ACLU Says Louisiana Dress Code Denies Rastafarian Children the Right to an Education
FOR IMMEDIATE RELEASE
Statement of Joe Cook, Executive Director ACLU of Louisiana
LAFAYETTE, LA–The American Civil Liberties Union believes that Rastafarian children have the right to enroll in and attend school without having to choose between their religion and their education. In pursuit of that right, the ACLU today filed a lawsuit on behalf of two parents and their eight children who profess and practice the Rastafarian faith, tradition and belief system.
Acting on behalf of Georgiana Helaire and her seven children and Edgar Green and his one child, we are asking that the court allow the children to enroll in school immediately and declare the provisions of the Lafayette Parish School Board’s dress code concerning hair length and head coverings an unconstitutional deprivation of Free Exercise and free speech rights.
The ACLU filed this lawsuit after repeated unsuccessful attempts, since April, by the parents to enroll their children in public schools. The Superintendent, the Director of Schools, and the Lafayette Parish School Board have told the parents that their children may not attend school if they maintain their Rastafarian physical appearance.
In accordance with Rastafarian tradition, the children wear their hair in dreadlocks and cover their head and hair when outside the home and/or when in public because it is a form of religious expression and practice amongst the Rastafarian community. Theistic Rastafarians cite Old Testament scripture on this claim.
Superintendent Michael Zolkoski, Director of Schools Charles Dennis, and the Lafayette Parish School Board are depriving these children of their First Amendment rights to a free exercise of religion and freedom of expression and equal protection rights to a public school education under the Fourteenth Amendment.
Lafayette Parish School officials’ zero tolerance on its dress code makes zero sense, especially when it has denied eight innocent children a basic education for months. Public school officials must cease treating students like inmates in prison and allow them to fully exercise their inalienable rights. To do otherwise discounts important principles of our government as mere platitudes and strangles the free mind at its source.
The dress code says that students may not wear “head-wear?except knit caps in extremely cold weather,” and “hair on male students should not descend below the bottom of the earlobe to touch the top of the collar in the back. No pony tails, pig tails, or extremes in hair styles are permitted.”

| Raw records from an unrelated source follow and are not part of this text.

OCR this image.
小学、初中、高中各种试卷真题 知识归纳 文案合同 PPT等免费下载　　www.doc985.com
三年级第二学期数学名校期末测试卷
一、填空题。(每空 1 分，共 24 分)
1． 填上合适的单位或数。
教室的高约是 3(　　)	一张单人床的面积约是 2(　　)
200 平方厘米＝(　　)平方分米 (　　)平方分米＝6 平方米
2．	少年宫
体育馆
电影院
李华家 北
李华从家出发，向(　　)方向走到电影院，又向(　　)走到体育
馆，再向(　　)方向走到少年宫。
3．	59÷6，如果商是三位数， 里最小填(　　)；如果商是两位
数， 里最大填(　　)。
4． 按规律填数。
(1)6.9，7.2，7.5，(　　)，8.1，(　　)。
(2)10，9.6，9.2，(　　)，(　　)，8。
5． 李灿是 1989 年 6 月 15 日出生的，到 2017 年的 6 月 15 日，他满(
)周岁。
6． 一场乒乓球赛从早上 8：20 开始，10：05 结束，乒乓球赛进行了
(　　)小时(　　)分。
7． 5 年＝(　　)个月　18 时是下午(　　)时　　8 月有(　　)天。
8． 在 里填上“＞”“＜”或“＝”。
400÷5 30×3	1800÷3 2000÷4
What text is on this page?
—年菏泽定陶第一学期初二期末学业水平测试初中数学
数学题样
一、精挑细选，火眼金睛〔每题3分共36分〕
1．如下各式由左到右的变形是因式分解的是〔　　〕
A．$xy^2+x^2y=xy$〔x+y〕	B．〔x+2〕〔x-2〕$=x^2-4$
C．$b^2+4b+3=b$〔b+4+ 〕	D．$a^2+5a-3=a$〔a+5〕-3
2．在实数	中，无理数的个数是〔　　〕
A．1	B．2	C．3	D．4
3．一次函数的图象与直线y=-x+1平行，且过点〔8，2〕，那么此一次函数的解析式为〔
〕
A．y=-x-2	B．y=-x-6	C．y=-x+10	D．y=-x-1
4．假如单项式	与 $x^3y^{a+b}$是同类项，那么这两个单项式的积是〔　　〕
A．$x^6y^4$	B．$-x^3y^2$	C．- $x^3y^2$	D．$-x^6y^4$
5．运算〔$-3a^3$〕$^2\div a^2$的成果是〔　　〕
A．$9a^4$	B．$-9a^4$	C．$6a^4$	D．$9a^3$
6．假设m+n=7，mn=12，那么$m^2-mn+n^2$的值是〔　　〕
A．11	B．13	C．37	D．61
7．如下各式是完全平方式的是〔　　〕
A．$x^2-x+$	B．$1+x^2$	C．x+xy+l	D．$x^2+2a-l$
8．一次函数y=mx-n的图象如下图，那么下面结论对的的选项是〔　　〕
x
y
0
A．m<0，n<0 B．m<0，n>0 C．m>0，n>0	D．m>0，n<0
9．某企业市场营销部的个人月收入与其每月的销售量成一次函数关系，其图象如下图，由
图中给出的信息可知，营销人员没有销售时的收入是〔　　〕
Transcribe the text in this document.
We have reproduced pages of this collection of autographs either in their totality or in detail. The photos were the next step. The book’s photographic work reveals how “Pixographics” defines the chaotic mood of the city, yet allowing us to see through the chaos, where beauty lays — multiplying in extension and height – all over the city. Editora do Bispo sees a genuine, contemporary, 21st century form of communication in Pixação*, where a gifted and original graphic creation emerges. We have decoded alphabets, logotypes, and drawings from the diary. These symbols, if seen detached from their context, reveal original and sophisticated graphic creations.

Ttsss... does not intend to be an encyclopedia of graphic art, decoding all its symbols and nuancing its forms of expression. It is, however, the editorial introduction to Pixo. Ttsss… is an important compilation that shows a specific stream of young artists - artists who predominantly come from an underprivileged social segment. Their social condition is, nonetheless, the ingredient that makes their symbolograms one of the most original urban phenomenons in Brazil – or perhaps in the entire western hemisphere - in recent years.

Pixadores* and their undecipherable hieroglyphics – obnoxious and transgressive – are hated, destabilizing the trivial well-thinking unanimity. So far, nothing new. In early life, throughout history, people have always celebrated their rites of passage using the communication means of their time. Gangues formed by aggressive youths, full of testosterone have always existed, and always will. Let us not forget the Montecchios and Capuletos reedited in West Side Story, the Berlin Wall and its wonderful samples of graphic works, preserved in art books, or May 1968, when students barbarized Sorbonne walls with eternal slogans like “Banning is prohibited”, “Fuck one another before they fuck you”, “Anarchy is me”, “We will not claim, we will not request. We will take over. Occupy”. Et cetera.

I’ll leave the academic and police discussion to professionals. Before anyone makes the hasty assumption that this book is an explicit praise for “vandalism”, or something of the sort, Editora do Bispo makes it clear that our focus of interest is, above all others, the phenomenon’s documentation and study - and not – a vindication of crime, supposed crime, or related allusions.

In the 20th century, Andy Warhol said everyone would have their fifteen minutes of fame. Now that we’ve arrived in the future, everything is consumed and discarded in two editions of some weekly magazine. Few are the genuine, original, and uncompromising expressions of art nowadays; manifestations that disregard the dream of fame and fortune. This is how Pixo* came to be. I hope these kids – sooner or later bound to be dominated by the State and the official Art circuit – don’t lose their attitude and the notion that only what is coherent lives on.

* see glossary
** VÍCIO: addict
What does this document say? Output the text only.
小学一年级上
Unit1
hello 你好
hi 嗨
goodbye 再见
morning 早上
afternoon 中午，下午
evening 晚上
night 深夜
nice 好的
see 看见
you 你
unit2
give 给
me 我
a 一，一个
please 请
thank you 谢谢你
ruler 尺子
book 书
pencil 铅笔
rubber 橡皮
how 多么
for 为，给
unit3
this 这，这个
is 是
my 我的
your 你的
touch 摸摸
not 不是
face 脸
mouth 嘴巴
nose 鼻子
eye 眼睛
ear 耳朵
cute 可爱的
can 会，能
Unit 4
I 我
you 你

However, the Supreme Court has consistently recognized that students do not “shed their constitutional rights at the schoolhouse gate” and that rights such as religious liberty must be taken into account. Affirming that principle, the Fifth Circuit Court of Appeals, which governs Louisiana, Texas and Mississippi, has said “…that the broad authority of school officials over educational matters must be exercised in a manner that comports with fundamental constitutional safeguards.”
In fact, two district courts in the Fifth Circuit have struck down hair-related dress codes that violated free exercise of religion rights. The courts have said that in order to prevail on a First Amendment claim, a person must prove only that beliefs regarding the wearing of head coverings and/or “engaging in certain hair grooming practices were rooted in religion and sincerely held” and that the enforcement of the school dress code has a coercive effect which operated to prevent free exercise of those religious beliefs.
The ACLU of Louisiana filed the case with cooperating attorneys Eugene Thomas and Marjorie Esman of New Orleans and David Benoit of Breaux Bridge.